Absolutely awesome. I love reading your blog. If only the world was full of teachers like you. If only I'd had a teacher like you! I think I would have become truly spectacular without the internal battle of inadequacy that was kindly gifted by my hard line authoritarian teachers.

Jen said...

My dad smoked cigars when I was growing up and the boxes were used for all sorts of things by my brother and I. The old tubes (don't know if cigars come in those plastic tubes these days) were collected and used for a very special treasure hunt on the beach every summer. My friends dad would write the clues and put them in the tubes and bury them all over the beach. The final treasure was put into a cigar box for us to find. I have such fond memories and can smell that cigar box smell so clearly! What a great score for your kids!

Mullin Avenue Workshop said...

You've hit the nail on the head here, Tom - recycling objects and materials is a grand ECE tradition!
It is often necessary, and as well inventive.

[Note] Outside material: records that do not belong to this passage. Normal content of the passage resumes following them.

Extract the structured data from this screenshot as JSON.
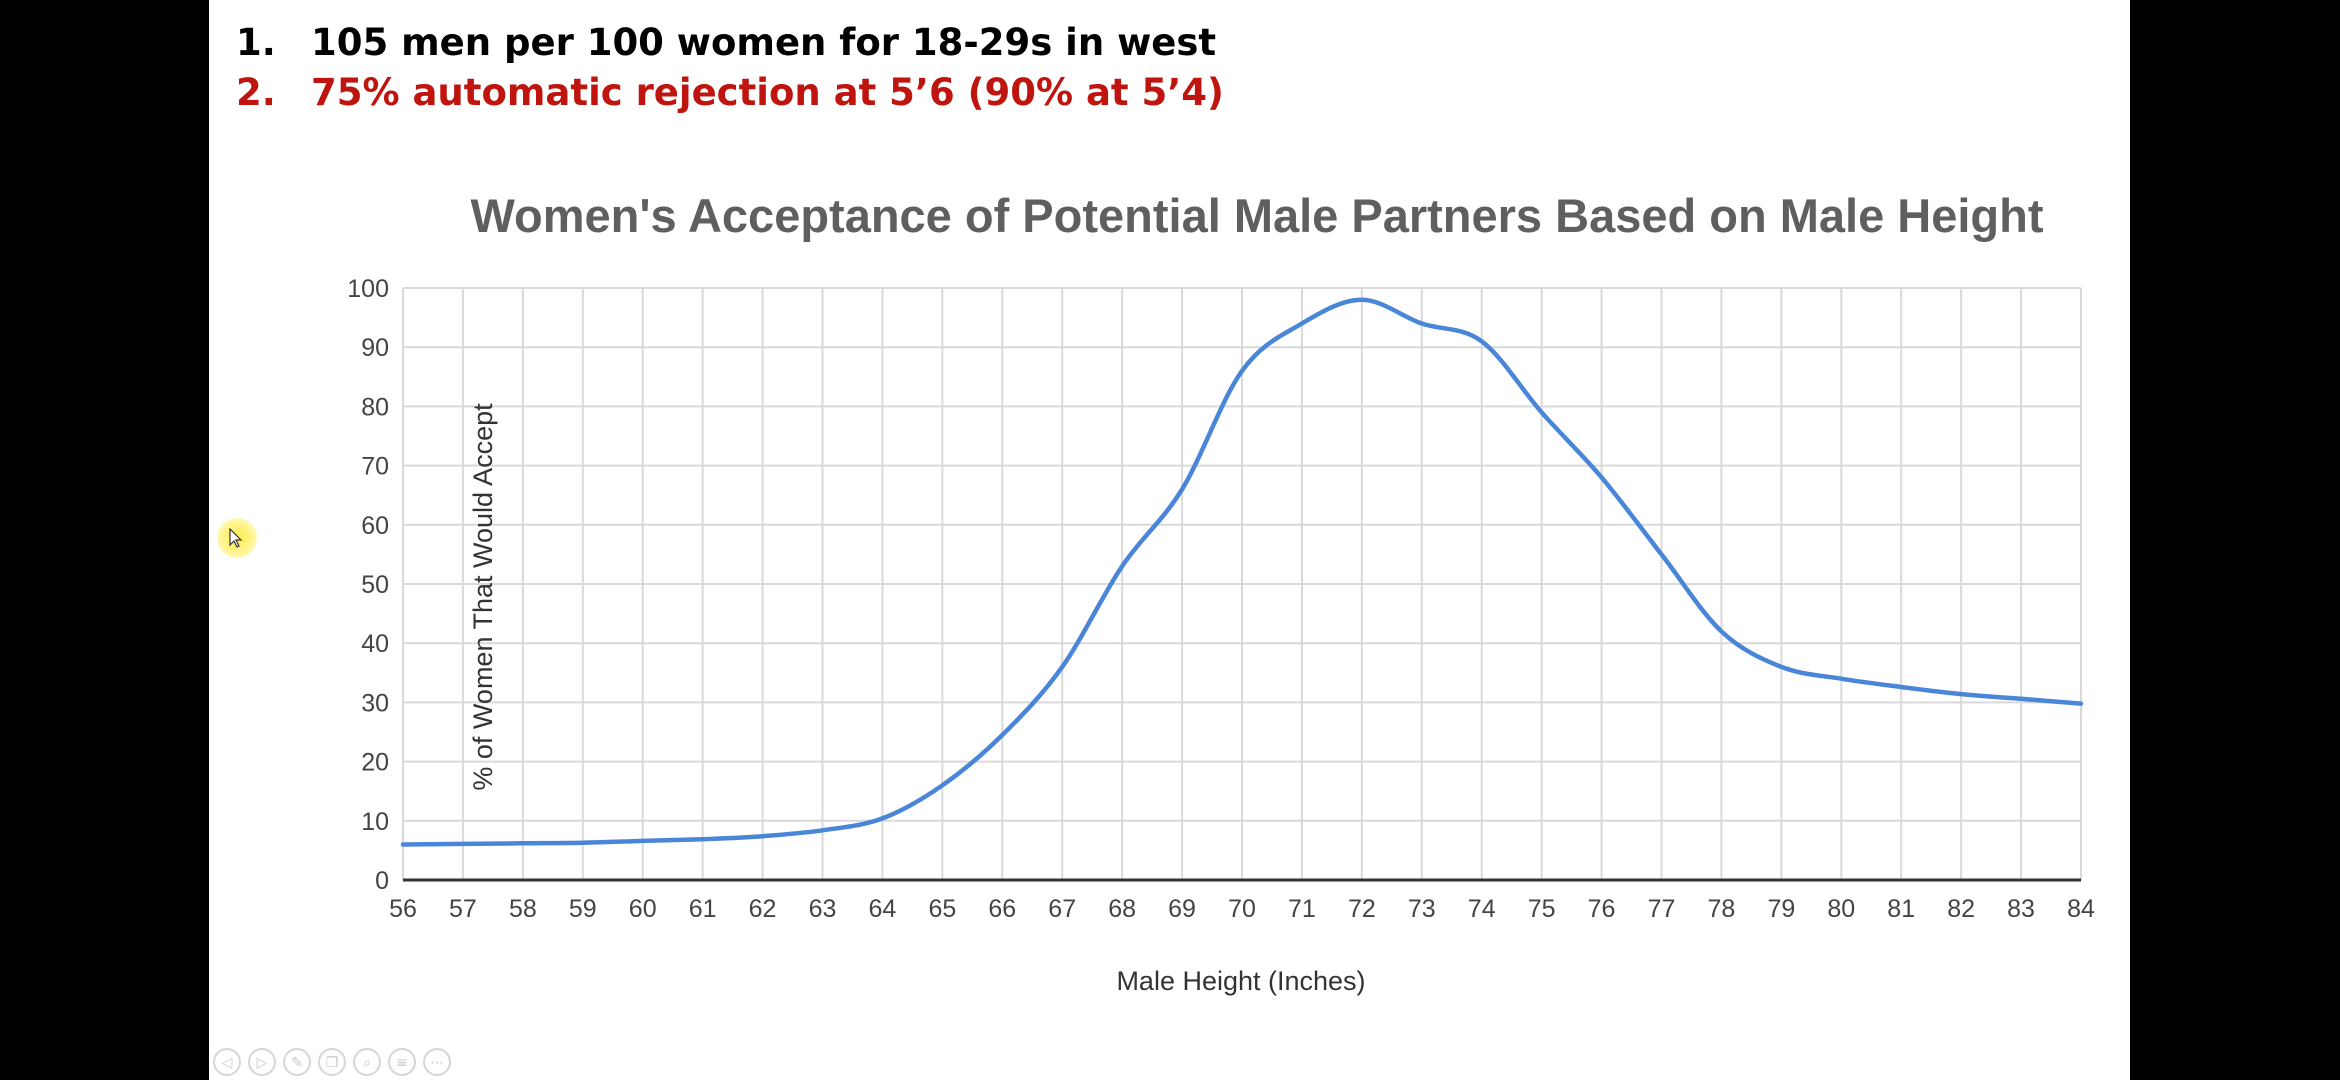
{
  "points": [
    {
      "number": "1.",
      "text": "105 men per 100 women for 18-29s in west",
      "color": "#000000"
    },
    {
      "number": "2.",
      "text": "75% automatic rejection at 5’6 (90% at 5’4)",
      "color": "#c0140f"
    }
  ],
  "controls": [
    {
      "icon": "previous-icon",
      "glyph": "◁"
    },
    {
      "icon": "next-icon",
      "glyph": "▷"
    },
    {
      "icon": "pen-icon",
      "glyph": "✎"
    },
    {
      "icon": "copy-icon",
      "glyph": "❐"
    },
    {
      "icon": "zoom-icon",
      "glyph": "⌕"
    },
    {
      "icon": "menu-icon",
      "glyph": "≡"
    },
    {
      "icon": "more-icon",
      "glyph": "⋯"
    }
  ],
  "chart_data": {
    "type": "line",
    "title": "Women's Acceptance of Potential Male Partners Based on Male Height",
    "xlabel": "Male Height (Inches)",
    "ylabel": "% of Women That Would Accept",
    "xlim": [
      56,
      84
    ],
    "ylim": [
      0,
      100
    ],
    "x_ticks": [
      56,
      57,
      58,
      59,
      60,
      61,
      62,
      63,
      64,
      65,
      66,
      67,
      68,
      69,
      70,
      71,
      72,
      73,
      74,
      75,
      76,
      77,
      78,
      79,
      80,
      81,
      82,
      83,
      84
    ],
    "y_ticks": [
      0,
      10,
      20,
      30,
      40,
      50,
      60,
      70,
      80,
      90,
      100
    ],
    "grid": true,
    "line_color": "#4a86d8",
    "series": [
      {
        "x": [
          56,
          57,
          58,
          59,
          60,
          61,
          62,
          63,
          64,
          65,
          66,
          67,
          68,
          69,
          70,
          71,
          72,
          73,
          74,
          75,
          76,
          77,
          78,
          79,
          80,
          81,
          82,
          83,
          84
        ],
        "values": [
          6,
          6.1,
          6.2,
          6.3,
          6.6,
          6.9,
          7.4,
          8.4,
          10.4,
          16,
          24.5,
          36,
          53,
          66,
          86,
          94,
          98,
          94,
          91,
          79,
          68,
          55,
          42,
          36,
          34,
          32.6,
          31.4,
          30.6,
          29.8
        ]
      }
    ]
  }
}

Sorry to hear about the corks and caps in your play area.
At the center where I work, (we are near a designated smoking area at a university) we have countless cigarette butts in our children's play areas. This is cause for concern, and much discussion, but we don't seem to be able to do anything about it.

Brenda

Teacher Tom said...

Actually, the corks and caps are intentional! Parents bring them in and we play with them. The caps are great for hammer nails through, and there are all kinds of wonderful uses for corks.

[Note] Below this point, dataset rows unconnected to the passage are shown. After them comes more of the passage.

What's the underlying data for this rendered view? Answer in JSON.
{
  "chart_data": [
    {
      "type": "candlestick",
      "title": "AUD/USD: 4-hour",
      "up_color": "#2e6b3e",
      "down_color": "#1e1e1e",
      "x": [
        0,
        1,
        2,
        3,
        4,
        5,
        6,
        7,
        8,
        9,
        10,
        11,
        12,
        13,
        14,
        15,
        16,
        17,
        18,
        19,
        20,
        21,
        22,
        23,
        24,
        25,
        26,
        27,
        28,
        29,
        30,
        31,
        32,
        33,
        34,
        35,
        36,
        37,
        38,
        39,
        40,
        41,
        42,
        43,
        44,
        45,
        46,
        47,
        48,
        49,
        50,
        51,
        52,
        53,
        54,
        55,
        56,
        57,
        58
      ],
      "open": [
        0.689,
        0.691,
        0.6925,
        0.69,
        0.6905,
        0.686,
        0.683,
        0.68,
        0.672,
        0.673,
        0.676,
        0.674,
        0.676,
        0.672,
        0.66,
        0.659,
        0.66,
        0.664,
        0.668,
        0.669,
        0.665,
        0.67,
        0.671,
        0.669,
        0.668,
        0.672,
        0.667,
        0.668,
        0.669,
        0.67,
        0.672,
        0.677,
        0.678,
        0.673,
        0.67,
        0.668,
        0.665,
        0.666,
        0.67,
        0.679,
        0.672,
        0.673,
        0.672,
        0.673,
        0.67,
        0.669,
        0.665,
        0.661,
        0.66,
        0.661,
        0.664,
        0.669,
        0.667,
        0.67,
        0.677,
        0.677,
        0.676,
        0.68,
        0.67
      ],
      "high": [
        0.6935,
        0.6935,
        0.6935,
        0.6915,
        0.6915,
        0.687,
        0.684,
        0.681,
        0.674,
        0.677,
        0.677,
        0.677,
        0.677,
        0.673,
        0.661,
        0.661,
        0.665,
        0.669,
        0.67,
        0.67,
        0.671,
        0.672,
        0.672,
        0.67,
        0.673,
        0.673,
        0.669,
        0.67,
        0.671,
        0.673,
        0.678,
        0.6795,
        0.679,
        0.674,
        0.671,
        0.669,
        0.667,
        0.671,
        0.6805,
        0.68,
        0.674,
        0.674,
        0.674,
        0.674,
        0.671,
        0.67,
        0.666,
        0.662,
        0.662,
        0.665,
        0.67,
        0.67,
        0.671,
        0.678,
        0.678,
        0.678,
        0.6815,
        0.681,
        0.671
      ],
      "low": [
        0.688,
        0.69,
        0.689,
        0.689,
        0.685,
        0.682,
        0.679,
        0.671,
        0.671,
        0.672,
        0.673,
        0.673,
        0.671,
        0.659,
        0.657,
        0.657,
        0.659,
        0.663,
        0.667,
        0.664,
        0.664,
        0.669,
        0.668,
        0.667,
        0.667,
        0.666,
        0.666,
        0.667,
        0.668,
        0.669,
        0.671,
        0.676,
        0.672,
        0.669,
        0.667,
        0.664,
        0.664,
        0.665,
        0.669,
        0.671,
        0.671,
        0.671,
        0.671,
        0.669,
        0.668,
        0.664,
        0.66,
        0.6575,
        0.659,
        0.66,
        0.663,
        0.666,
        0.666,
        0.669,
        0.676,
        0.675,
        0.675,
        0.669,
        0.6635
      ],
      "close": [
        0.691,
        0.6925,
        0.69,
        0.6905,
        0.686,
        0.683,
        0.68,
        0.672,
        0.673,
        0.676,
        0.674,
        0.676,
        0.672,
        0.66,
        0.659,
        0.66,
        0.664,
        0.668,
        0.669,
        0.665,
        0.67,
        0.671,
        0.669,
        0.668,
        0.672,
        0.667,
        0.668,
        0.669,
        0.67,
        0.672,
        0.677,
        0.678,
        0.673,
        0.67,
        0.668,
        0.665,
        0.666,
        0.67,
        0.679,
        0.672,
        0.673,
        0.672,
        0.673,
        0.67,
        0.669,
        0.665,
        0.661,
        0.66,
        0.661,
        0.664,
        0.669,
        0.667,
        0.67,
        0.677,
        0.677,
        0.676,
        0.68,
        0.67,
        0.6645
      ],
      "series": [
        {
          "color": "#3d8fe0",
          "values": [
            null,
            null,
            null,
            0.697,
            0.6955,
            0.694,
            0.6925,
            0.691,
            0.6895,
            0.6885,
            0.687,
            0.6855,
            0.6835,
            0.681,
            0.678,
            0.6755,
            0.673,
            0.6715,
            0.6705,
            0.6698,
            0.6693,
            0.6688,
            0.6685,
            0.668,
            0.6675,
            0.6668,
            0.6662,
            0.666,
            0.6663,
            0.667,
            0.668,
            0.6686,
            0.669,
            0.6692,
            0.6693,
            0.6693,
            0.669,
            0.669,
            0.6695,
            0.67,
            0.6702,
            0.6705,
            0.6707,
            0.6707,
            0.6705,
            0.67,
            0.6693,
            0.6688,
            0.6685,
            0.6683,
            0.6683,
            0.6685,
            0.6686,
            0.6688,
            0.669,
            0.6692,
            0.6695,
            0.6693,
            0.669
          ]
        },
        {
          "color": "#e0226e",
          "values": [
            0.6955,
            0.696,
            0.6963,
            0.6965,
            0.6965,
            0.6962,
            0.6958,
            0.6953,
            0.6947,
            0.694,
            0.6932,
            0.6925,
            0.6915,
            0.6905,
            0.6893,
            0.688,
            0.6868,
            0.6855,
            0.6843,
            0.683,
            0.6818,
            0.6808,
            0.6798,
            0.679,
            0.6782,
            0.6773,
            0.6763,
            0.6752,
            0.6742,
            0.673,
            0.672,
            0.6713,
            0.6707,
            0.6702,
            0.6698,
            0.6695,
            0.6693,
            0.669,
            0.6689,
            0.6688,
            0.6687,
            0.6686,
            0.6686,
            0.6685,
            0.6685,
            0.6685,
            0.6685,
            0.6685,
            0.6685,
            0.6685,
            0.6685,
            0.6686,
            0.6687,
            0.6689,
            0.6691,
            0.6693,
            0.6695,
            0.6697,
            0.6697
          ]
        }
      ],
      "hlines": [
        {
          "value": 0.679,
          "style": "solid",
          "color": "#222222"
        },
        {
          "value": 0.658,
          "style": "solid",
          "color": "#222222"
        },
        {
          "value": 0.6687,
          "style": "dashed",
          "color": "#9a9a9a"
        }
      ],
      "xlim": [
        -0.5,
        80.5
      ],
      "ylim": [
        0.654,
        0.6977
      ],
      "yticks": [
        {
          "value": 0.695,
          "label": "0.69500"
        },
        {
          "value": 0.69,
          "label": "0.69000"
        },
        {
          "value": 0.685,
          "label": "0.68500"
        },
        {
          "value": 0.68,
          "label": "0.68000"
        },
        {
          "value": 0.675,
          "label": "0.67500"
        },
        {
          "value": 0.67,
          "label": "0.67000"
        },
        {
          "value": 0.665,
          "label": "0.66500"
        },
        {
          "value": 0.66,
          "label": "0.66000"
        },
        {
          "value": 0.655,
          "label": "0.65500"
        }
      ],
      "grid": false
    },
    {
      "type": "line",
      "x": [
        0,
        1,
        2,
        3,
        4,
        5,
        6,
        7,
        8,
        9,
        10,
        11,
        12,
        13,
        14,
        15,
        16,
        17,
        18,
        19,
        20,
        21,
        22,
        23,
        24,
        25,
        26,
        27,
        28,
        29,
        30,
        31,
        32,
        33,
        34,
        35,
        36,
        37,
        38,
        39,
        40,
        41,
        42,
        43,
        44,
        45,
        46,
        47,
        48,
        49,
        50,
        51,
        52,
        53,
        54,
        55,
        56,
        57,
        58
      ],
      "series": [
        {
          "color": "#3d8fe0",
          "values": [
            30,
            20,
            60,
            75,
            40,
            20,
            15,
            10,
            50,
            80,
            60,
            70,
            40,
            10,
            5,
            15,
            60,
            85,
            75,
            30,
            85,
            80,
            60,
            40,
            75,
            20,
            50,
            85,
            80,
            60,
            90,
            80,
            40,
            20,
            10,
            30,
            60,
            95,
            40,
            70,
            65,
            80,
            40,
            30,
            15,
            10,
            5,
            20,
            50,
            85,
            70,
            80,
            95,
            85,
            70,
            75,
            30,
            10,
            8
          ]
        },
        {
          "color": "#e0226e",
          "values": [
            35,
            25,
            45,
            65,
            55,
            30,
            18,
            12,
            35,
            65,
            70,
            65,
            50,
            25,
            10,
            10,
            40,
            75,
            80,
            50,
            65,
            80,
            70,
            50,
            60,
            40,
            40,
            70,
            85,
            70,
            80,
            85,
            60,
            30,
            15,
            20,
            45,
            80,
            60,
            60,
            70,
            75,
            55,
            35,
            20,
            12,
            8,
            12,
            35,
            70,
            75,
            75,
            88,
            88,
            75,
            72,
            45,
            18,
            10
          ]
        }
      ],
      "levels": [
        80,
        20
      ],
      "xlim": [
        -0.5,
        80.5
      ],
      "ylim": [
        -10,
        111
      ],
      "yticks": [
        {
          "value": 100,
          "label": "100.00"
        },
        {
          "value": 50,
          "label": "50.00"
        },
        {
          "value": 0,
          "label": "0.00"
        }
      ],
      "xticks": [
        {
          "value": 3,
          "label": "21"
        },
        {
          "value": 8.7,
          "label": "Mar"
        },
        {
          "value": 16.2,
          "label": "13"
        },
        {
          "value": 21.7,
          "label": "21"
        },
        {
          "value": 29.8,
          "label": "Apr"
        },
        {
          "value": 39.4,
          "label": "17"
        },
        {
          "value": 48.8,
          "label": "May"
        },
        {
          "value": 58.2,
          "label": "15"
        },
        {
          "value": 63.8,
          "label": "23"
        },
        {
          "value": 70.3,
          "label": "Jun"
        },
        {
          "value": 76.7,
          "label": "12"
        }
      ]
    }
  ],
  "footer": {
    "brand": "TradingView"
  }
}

Mullin Avenue Workshop said...

Ahh-I see, well good, that does sound like an interesting way to recycle these. So, they're not garbage, as in our cigarette butts.
Brenda

Casberg said...

I have to tell you how pleased I am to run across your blog! I'm a stay-at-home mom of two, in a country where are all these trinkets listed in many blogs are unavailable. There are no Michael's, JoAnns, Dollar Trees, or even Wal-marts where I live. Trying to find interesting and engaging activities for my children has been difficult when everyone relies so heavily on the store bought kits or products. The few posts I've read here are like a breath of fresh air, and while coffee beans are a bit too expensive here, the sensory tables and other activities you've blogged about are starting to generate ideas in my head! Thank you for your blog, ideas, and dedication to children =).